Furthermore, rational vaccine design, using potent and broadly neutralizing antibodies as a guide, is increasingly seen as the most promising solution to combat the immense diversity in certain pathogens, such as HIV-1 (56, 57). Immunization with HIV-1 and influenza leads to a robust response against hypervariable loops/regions of the envelope glycoproteins and elicitation of neutralizing antibodies. However, these hypervariable regions are generally not functionally important and virus can readily escape antibody binding.

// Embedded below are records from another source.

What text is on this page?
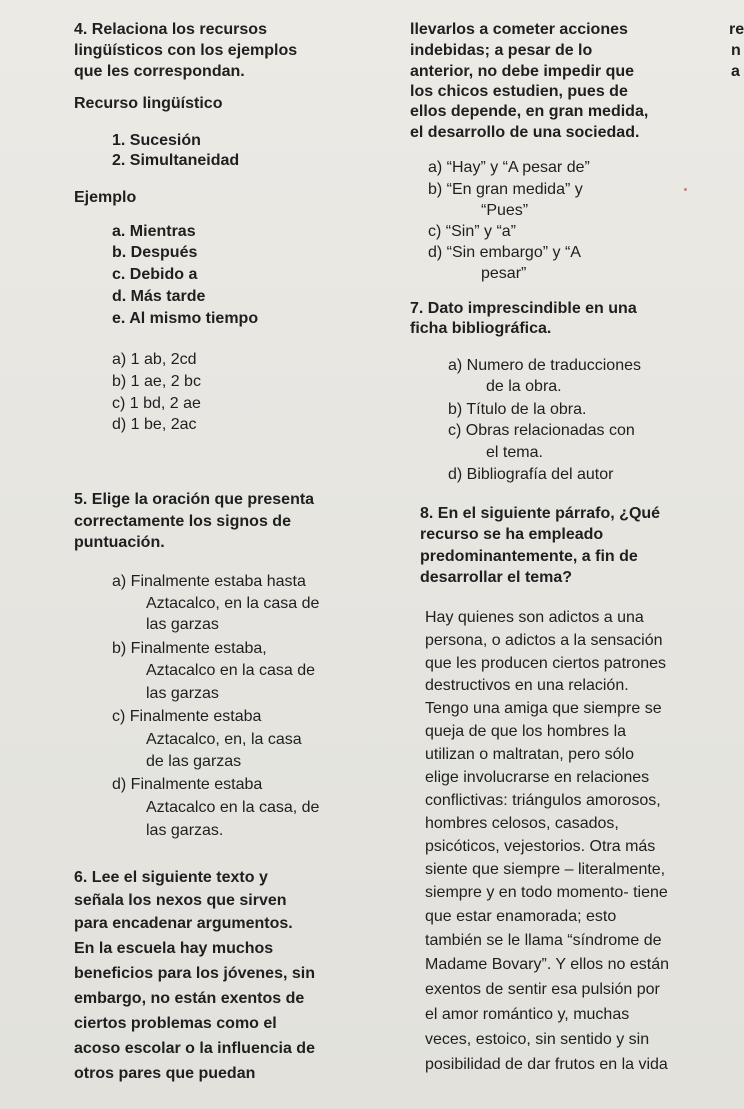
4. Relaciona los recursos
lingüísticos con los ejemplos
que les correspondan.
Recurso lingüístico
1. Sucesión
2. Simultaneidad
Ejemplo
a. Mientras
b. Después
c. Debido a
d. Más tarde
e. Al mismo tiempo
a) 1 ab, 2cd
b) 1 ae, 2 bc
c) 1 bd, 2 ae
d) 1 be, 2ac
5. Elige la oración que presenta
correctamente los signos de
puntuación.
a) Finalmente estaba hasta
Aztacalco, en la casa de
las garzas
b) Finalmente estaba,
Aztacalco en la casa de
las garzas
c) Finalmente estaba
Aztacalco, en, la casa
de las garzas
d) Finalmente estaba
Aztacalco en la casa, de
las garzas.
6. Lee el siguiente texto y
señala los nexos que sirven
para encadenar argumentos.
En la escuela hay muchos
beneficios para los jóvenes, sin
embargo, no están exentos de
ciertos problemas como el
acoso escolar o la influencia de
otros pares que puedan
llevarlos a cometer acciones
indebidas; a pesar de lo
anterior, no debe impedir que
los chicos estudien, pues de
ellos depende, en gran medida,
el desarrollo de una sociedad.
a) “Hay” y “A pesar de”
b) “En gran medida” y
“Pues”
c) “Sin” y “a”
d) “Sin embargo” y “A
pesar”
7. Dato imprescindible en una
ficha bibliográfica.
a) Numero de traducciones
de la obra.
b) Título de la obra.
c) Obras relacionadas con
el tema.
d) Bibliografía del autor
8. En el siguiente párrafo, ¿Qué
recurso se ha empleado
predominantemente, a fin de
desarrollar el tema?
Hay quienes son adictos a una
persona, o adictos a la sensación
que les producen ciertos patrones
destructivos en una relación.
Tengo una amiga que siempre se
queja de que los hombres la
utilizan o maltratan, pero sólo
elige involucrarse en relaciones
conflictivas: triángulos amorosos,
hombres celosos, casados,
psicóticos, vejestorios. Otra más
siente que siempre – literalmente,
siempre y en todo momento- tiene
que estar enamorada; esto
también se le llama “síndrome de
Madame Bovary”. Y ellos no están
exentos de sentir esa pulsión por
el amor romántico y, muchas
veces, estoico, sin sentido y sin
posibilidad de dar frutos en la vida
re
n
a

Occasionally, antibodies may be found that recognize highly conserved epitopes on the envelope proteins that are critical for viral entry. For HIV-1, three such classes of antibodies include b12 (which recognizes the gp120 CD4 binding site), 2G12 (conserved carbohydrate clusters on gp120), and 2F5 and 4E10 (membrane proximal regions of gp41 (57, 58), that are more akin to CR6261). For influenza, only a handful of such broadly neutralizing antibodies have been described. Most notably, a mouse monoclonal antibody C179 was reported to neutralize H1, H2, and H5 subtypes (13, 59) and, more recently, broadly neutralizing, human antibodies against H1 and H5 HA (14, 15), that may well map to the same or similar epitope as CR6261. Although CR6261 recognizes a conformational epitope between HA1 and HA2, it consists of two component parts: (i) the A-helix, which accounts for most of the interacting surface and most of the polar contacts, and (ii) the HA1 region adjacent to the A-helix, which makes primarily hydrophobic contacts with CR6261. Thus, it may only be necessary to mimic the A-helix as a linear peptide in any rationally designed antigen (60). Novel strategies may be required to improve its immunogenicity, as the epitope is not particularly exposed in intact virus, although it is certainly antigenic as it reacts with high affinity to CR6261.

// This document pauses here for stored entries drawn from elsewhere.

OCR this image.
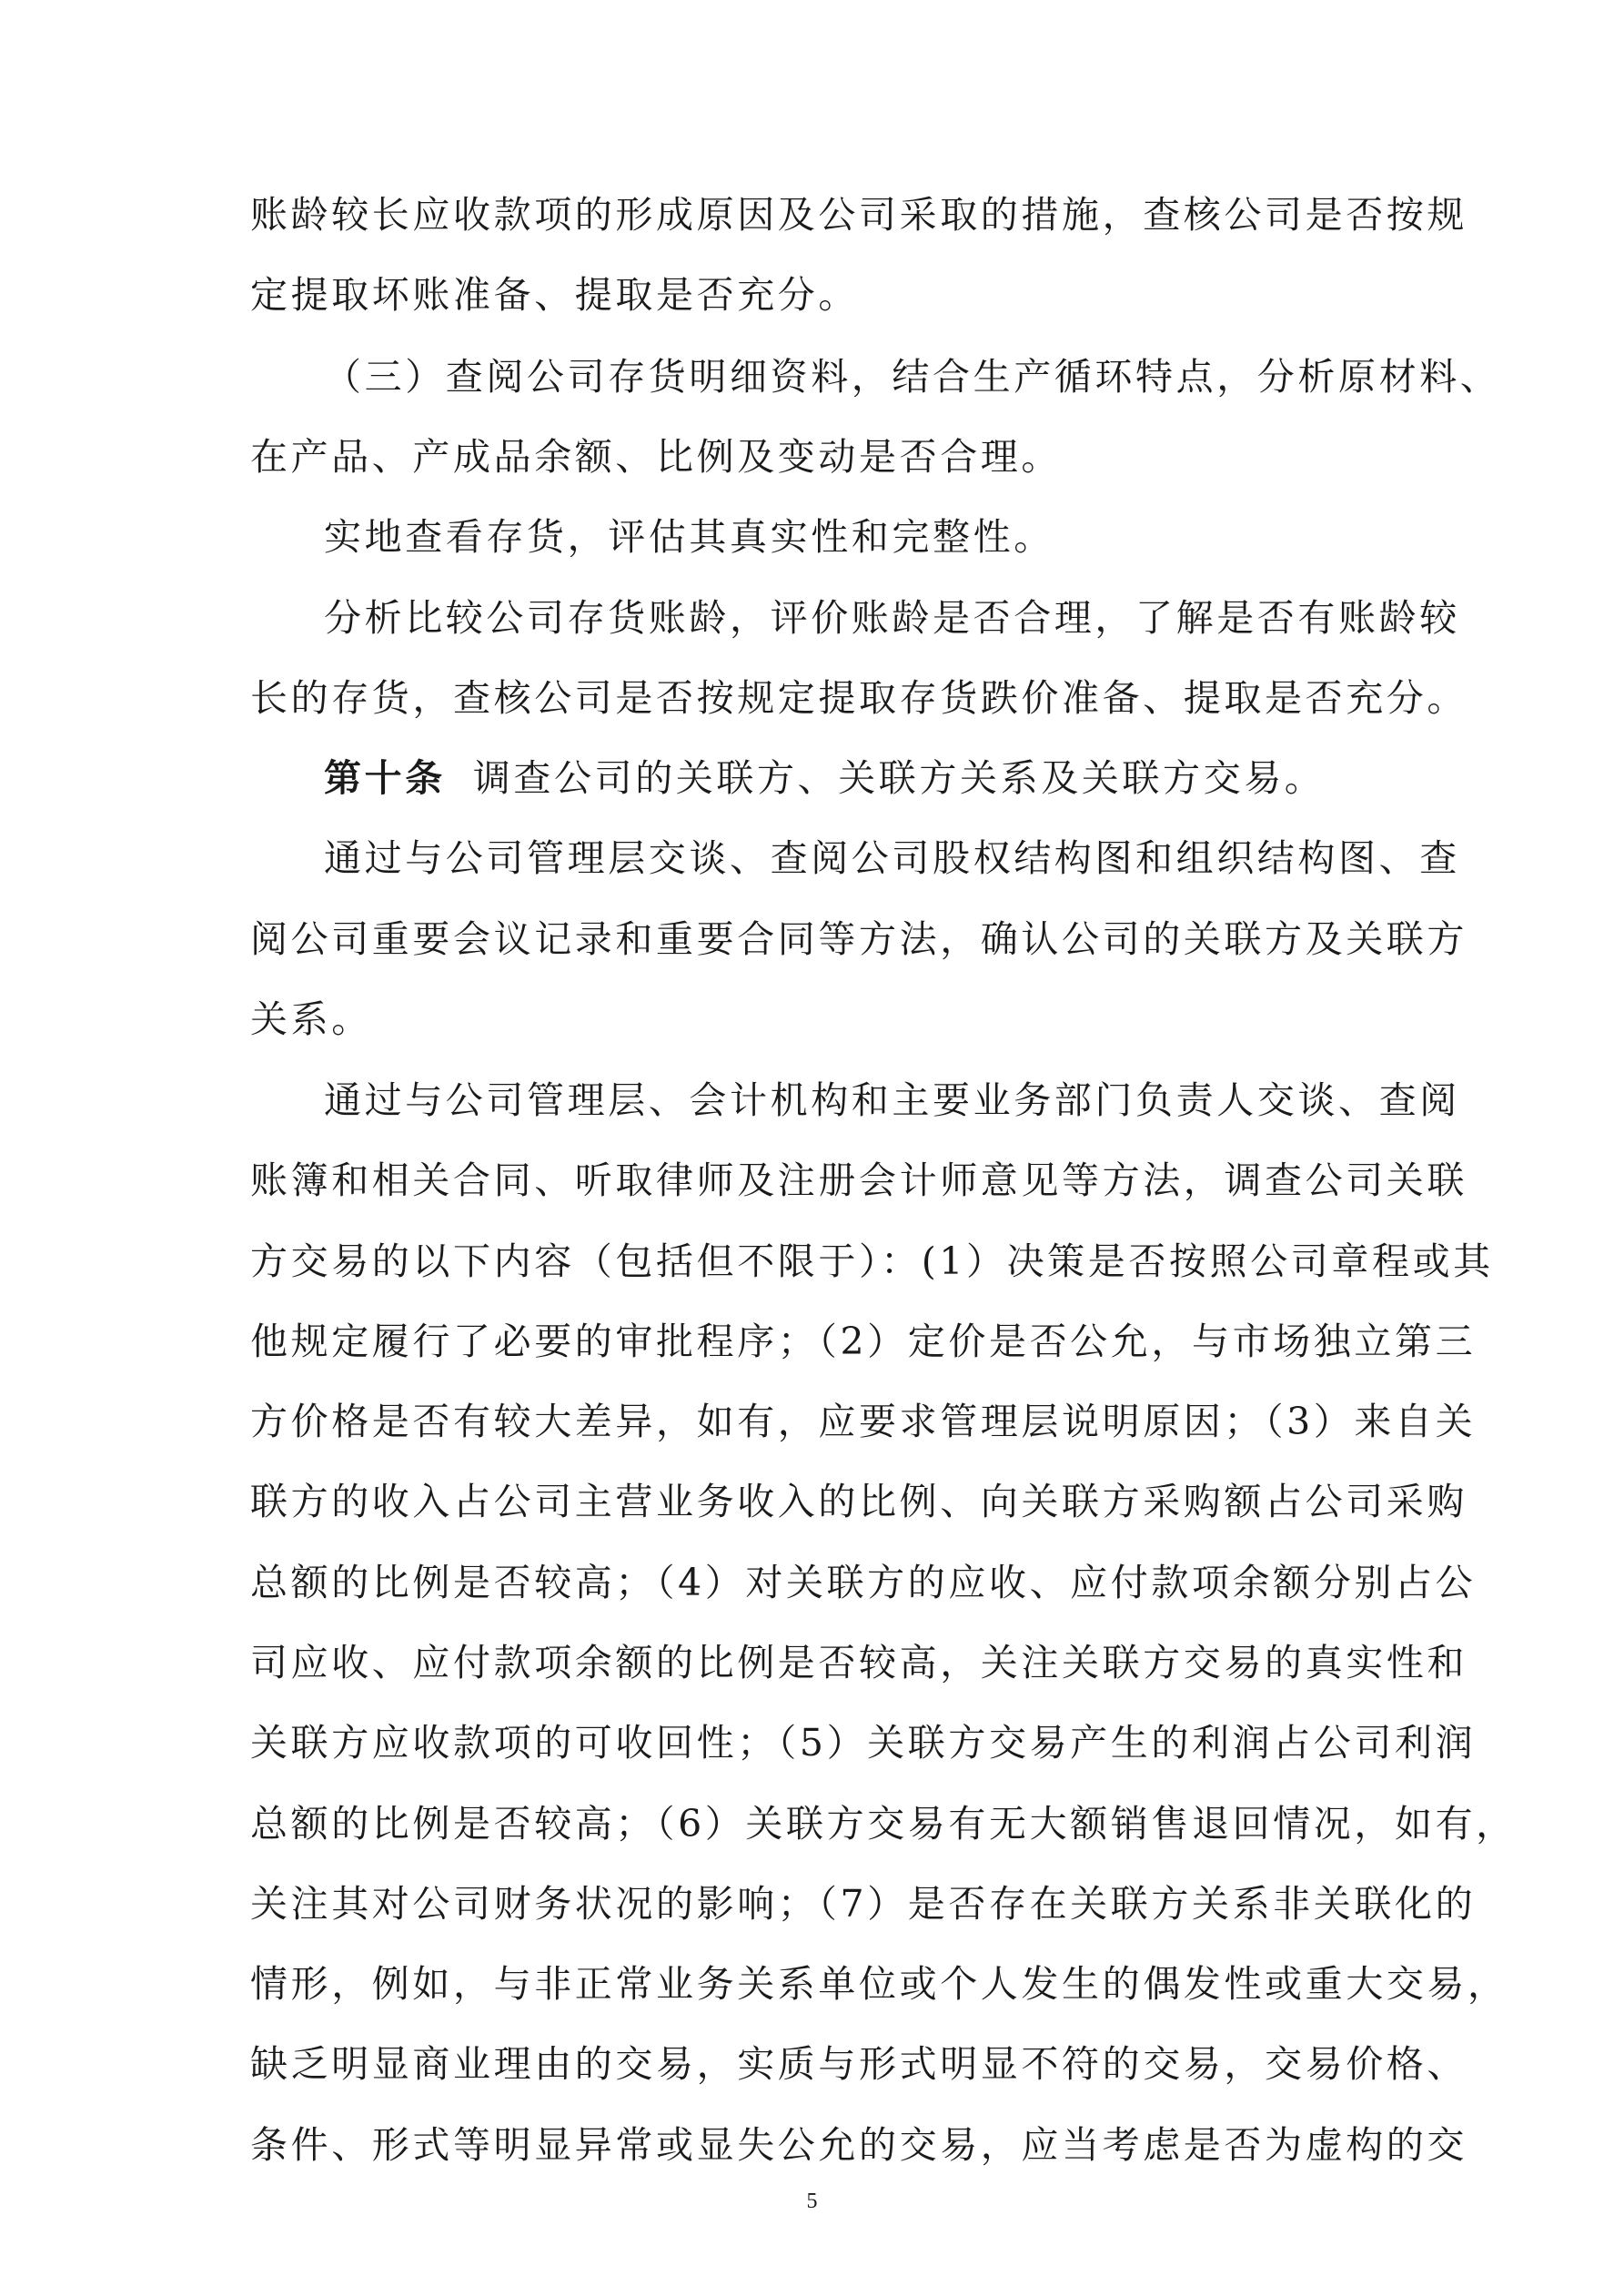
账龄较长应收款项的形成原因及公司采取的措施，查核公司是否按规
定提取坏账准备、提取是否充分。
（三）查阅公司存货明细资料，结合生产循环特点，分析原材料、
在产品、产成品余额、比例及变动是否合理。
实地查看存货，评估其真实性和完整性。
分析比较公司存货账龄，评价账龄是否合理，了解是否有账龄较
长的存货，查核公司是否按规定提取存货跌价准备、提取是否充分。
第十条 调查公司的关联方、关联方关系及关联方交易。
通过与公司管理层交谈、查阅公司股权结构图和组织结构图、查
阅公司重要会议记录和重要合同等方法，确认公司的关联方及关联方
关系。
通过与公司管理层、会计机构和主要业务部门负责人交谈、查阅
账簿和相关合同、听取律师及注册会计师意见等方法，调查公司关联
方交易的以下内容（包括但不限于）：(1）决策是否按照公司章程或其
他规定履行了必要的审批程序；（2）定价是否公允，与市场独立第三
方价格是否有较大差异，如有，应要求管理层说明原因；（3）来自关
联方的收入占公司主营业务收入的比例、向关联方采购额占公司采购
总额的比例是否较高；（4）对关联方的应收、应付款项余额分别占公
司应收、应付款项余额的比例是否较高，关注关联方交易的真实性和
关联方应收款项的可收回性；（5）关联方交易产生的利润占公司利润
总额的比例是否较高；（6）关联方交易有无大额销售退回情况，如有，
关注其对公司财务状况的影响；（7）是否存在关联方关系非关联化的
情形，例如，与非正常业务关系单位或个人发生的偶发性或重大交易，
缺乏明显商业理由的交易，实质与形式明显不符的交易，交易价格、
条件、形式等明显异常或显失公允的交易，应当考虑是否为虚构的交
5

The conservation of this epitope suggests a critical role in membrane fusion. In late stages of fusion, the HA2 C-terminus rearranges (Fig. 4E–F) and makes extensive contacts with the A-helix. In particular, the residues that mediate all of the hydrogen bonds between the A-helix and CR6261 form hydrogen bonds and a salt bridge to this HA2 C-terminal H segment in the post-fusion conformation (Fig. 4G), strongly suggesting that the CR6261 epitope is important in the membrane fusion process. Thus, identification of a highly conserved epitope in the HA provides a new lead for the design of the next generation of anti-virals and marks the first step towards the Holy Grail of influenza vaccinology: the development of a durable and cross-protective “universal” vaccine against influenza A.